Loading data into OPMI AWS Research Server
asdf is used to mange runtime versions using the command line. Once installed, run the following in the root project directory:
# add project plugins
asdf plugin-add python
asdf plugin-add direnv
asdf plugin-add poetry
# install versions of plugins specified in .tool-versions
asdf install
poetry
is used to manage dependencies.
docker
and docker-compose
are required to run containerized versions of application for local development. Follow instructions from docker to the Docker engine and docker-compose for your local environment.

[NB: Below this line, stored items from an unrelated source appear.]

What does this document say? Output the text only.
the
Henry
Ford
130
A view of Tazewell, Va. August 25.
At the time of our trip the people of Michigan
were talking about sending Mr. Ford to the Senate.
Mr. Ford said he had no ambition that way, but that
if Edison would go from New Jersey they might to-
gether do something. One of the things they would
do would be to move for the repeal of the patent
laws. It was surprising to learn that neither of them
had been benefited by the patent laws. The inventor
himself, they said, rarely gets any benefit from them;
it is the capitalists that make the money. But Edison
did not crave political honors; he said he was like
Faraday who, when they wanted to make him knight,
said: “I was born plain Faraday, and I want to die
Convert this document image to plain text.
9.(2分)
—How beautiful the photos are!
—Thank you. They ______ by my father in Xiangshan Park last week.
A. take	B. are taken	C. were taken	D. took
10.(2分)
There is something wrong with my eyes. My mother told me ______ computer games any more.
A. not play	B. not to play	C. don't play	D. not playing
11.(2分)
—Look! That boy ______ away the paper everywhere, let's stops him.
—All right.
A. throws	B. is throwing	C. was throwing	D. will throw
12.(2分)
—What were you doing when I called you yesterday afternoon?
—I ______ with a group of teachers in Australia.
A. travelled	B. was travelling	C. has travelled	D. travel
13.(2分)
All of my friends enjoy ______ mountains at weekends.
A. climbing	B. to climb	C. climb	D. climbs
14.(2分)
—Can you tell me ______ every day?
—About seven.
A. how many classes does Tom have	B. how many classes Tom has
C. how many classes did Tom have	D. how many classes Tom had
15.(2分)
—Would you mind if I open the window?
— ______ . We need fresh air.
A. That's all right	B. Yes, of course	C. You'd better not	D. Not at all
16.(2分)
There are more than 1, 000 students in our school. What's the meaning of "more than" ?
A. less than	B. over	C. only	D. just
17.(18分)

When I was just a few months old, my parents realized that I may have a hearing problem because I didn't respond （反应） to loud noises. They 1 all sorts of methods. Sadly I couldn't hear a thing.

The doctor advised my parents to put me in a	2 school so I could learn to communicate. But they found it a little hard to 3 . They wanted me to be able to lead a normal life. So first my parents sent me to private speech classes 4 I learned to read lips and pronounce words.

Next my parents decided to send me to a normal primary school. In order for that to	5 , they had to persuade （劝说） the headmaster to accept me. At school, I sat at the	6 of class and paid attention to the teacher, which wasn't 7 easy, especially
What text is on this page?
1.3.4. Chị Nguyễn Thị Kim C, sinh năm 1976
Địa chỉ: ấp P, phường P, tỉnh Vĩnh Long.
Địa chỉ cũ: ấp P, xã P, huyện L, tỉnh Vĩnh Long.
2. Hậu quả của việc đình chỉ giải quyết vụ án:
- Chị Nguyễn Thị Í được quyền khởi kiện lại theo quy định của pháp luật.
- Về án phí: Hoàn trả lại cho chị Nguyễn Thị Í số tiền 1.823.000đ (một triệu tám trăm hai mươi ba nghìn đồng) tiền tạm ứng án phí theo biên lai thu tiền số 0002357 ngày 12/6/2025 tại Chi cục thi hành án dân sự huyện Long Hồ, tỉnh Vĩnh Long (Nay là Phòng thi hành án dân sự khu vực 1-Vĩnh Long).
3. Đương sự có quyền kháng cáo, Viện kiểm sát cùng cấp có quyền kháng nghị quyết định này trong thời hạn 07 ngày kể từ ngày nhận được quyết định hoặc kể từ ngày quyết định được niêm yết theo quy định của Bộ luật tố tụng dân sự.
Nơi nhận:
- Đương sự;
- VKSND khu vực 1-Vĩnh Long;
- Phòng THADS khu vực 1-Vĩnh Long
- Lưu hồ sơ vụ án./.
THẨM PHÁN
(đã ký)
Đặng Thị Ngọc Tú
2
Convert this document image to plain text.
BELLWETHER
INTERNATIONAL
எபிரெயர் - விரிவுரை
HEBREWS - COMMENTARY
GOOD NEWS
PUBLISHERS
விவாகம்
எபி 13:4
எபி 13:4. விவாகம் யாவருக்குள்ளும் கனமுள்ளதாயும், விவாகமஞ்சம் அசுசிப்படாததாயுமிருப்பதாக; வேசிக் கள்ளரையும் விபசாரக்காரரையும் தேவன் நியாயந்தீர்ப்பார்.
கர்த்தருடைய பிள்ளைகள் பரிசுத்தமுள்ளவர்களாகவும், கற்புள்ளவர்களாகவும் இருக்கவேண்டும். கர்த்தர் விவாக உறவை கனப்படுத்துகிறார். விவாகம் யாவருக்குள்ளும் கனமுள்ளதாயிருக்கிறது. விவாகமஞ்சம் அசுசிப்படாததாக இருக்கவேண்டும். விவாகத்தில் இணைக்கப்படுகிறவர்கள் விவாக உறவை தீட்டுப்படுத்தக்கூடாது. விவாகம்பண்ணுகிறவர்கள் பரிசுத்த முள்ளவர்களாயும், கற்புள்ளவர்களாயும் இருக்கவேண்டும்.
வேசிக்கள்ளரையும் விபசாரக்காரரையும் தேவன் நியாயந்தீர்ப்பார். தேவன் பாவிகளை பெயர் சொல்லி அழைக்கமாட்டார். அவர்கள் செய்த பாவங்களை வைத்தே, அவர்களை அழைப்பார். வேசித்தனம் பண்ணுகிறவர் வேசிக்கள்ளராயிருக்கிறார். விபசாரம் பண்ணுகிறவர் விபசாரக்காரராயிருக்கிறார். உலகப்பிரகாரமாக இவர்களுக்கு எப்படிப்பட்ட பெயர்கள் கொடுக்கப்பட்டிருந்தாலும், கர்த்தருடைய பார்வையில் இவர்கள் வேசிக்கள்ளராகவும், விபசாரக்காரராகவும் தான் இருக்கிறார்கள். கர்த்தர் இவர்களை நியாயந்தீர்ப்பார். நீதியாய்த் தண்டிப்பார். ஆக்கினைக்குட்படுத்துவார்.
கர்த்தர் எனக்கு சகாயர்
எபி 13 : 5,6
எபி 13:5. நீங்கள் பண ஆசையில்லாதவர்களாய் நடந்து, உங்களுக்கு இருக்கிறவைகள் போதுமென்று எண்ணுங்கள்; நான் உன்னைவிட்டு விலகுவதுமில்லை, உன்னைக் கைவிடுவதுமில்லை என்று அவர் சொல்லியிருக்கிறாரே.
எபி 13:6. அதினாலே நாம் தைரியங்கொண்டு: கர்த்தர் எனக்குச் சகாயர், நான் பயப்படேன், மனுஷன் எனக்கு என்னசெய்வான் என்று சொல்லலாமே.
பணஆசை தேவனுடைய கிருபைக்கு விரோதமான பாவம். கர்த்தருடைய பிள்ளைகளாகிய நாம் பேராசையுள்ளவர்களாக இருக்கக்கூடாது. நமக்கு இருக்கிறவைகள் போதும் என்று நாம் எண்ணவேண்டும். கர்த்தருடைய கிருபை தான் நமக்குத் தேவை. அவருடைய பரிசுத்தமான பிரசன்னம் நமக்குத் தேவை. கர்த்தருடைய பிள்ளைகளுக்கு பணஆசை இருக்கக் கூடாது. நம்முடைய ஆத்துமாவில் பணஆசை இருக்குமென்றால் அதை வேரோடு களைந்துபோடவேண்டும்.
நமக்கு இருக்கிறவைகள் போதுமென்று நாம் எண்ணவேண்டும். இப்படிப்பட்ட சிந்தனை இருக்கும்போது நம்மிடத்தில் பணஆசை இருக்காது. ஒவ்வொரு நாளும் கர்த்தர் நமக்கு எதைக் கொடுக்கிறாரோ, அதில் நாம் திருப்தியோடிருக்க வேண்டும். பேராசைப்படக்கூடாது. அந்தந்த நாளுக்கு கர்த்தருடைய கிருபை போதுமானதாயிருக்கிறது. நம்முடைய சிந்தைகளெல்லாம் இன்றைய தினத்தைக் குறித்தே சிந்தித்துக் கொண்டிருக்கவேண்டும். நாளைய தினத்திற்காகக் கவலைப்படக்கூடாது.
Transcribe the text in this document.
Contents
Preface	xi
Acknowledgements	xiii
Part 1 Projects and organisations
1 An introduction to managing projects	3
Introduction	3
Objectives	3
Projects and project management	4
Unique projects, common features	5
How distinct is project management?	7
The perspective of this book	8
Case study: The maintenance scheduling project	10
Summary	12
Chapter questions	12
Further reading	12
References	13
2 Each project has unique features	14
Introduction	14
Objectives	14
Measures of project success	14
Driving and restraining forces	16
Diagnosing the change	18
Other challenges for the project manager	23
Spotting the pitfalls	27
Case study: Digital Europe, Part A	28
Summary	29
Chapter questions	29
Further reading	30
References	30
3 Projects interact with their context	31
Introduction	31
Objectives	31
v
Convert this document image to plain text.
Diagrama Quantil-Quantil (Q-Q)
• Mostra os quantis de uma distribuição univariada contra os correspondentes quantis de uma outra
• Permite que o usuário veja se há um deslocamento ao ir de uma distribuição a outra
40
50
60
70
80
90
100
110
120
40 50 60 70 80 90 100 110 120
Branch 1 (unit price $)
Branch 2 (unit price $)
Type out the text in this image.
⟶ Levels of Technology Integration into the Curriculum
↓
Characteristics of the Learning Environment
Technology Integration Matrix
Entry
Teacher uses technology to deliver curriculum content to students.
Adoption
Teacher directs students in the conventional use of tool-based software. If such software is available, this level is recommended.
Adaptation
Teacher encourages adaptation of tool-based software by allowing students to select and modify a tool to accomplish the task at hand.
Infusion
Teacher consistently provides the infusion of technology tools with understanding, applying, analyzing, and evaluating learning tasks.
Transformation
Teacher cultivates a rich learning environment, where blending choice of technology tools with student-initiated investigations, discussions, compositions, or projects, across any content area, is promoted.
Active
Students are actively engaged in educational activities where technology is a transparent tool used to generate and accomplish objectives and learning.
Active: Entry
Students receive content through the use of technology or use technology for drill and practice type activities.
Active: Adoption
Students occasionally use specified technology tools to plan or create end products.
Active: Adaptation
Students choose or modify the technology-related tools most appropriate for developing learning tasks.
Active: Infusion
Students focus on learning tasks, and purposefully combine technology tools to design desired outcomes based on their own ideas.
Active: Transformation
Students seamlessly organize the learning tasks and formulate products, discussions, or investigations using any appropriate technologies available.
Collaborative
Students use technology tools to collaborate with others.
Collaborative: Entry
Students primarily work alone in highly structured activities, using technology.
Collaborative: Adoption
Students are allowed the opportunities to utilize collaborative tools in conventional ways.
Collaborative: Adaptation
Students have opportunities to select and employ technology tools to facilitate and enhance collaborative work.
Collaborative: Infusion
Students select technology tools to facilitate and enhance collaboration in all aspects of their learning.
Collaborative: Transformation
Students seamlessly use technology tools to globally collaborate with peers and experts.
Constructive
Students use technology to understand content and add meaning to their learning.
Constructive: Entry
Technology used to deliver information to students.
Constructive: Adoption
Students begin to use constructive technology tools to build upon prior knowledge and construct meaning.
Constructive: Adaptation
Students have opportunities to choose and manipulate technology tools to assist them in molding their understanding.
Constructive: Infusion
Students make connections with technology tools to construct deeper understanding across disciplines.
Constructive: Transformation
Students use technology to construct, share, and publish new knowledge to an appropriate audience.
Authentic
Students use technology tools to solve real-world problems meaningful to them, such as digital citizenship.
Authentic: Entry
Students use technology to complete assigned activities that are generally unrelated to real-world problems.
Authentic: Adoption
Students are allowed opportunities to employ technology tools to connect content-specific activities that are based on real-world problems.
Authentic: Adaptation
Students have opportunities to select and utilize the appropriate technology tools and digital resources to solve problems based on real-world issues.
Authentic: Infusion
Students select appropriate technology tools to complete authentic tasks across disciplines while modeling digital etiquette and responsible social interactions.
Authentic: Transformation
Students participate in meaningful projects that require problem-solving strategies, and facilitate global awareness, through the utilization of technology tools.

Project environmental variables are stored in .env
and managed for command line usage with direnv
.
This project includes a .env.template that can be copied to a .env
file to get started.
Using direnv
, whenever a shell moves into any project directory, the environmental variables defined in .env
are loaded automagically.
Additionally, docker-compose.yml is configured to use .env
, so that running containerized applications will load the same environmental variables.
Some ETL jobs require permissions to access MBTA/TID AWS resources.
Running these jobs without expected permissions will result in AWS (boto3) errors
To ensure code quality, linting, type checking, static analysis and unit tests are automatically run via github actions when pull requests are opened.
CI can be run locally, in the root project directory, with the following poetry
commands:
# black for Formatting
poetry run black .
# mypy for Type Checking
poetry run mypy .
# pylint for Static Analysis
poetry run pylint src tests
# pytest for Unit Tests
poetry run pytest
The included Dockerfile is used for local testing and AWS deployment.
The docker-compose.yml file, found in the project root directory, describes a local environment for testing the application. This environment includes a local PostgreSQL database and research_etl
application that can be used to test some parts of the application locally.
To build application images run the following in the project root directory:
docker-compose build
The local PostgreSQL database is configured to automatically load an SQL file that will create schemas and tables that the research_etl
application expects to exist in the database.
To start a local version of the application run the following in the project root directory:
docker-compose up research_etl
The research_etl
application will begin running ETL jobs defined in pipeline.py.